Pour le CELI, on voudra ainsi éviter les titres étrangers, qui auront plutôt la faveur du REER ou de l’épargne non enregistrée personnelle.

Pour ce qui est de la répartition des actions canadiennes et des titres à revenu fixe, certaines théories s’opposent. Certains soutiennent qu’il est préférable de détenir les titres à revenu fixe dans le REER, alors que d’autres, moins nombreux à mon avis, pensent qu’il est préférable de les détenir dans un compte non enregistré (sous réserve que le REER et le CELI soient remplis). Il existe des arguments valables pour les deux. Cependant, je pense que rien ne vaut une simulation PERSONNALISÉE avec différentes options pour voir quelle est la meilleure. En effet, les diverses théories peuvent être déconnectées de votre situation propre.

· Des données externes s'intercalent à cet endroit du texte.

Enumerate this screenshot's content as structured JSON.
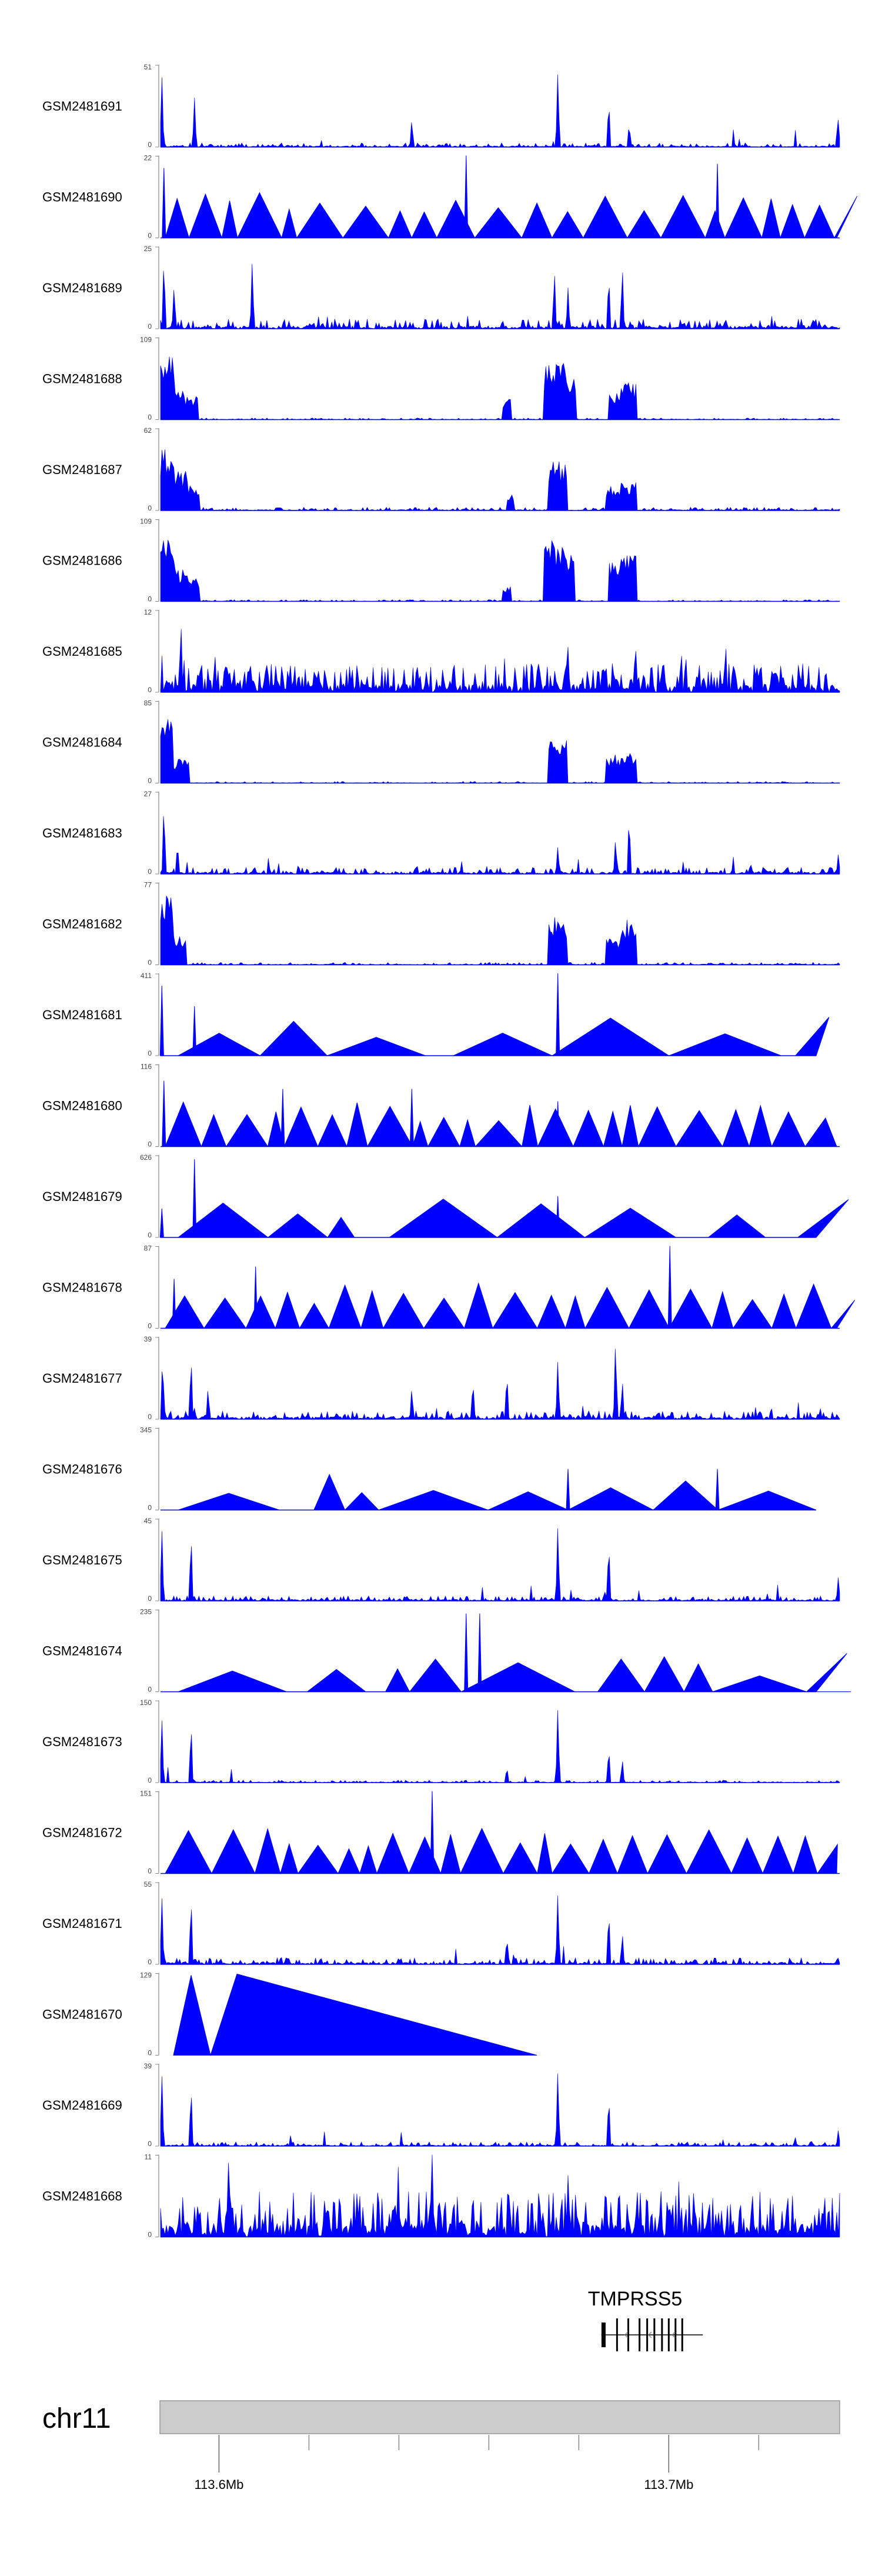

Finalement, pour la question du montant des dépôts ou des retraits annuels, le défi est encore plus grand. Si vous êtes en couple, vous voudrez profiter du fractionnement des revenus de retraite jusqu’à un certain point en attribuant des sommes à votre conjoint. Aussi, il est primordial, à moins d’être prestataire du SRG, de ne pas avoir un revenu imposable nul, laissant ainsi des crédits d’impôt « sur la table ».

Vous aurez compris que l’optimisation n’est pas simple. Afin de décider judicieusement des gestes à poser, il faut faire des simulations personnalisées et choisir parmi un ensemble « fini » de solutions, à moins d’avoir accès à un outil qui fasse ce genre d’optimisation.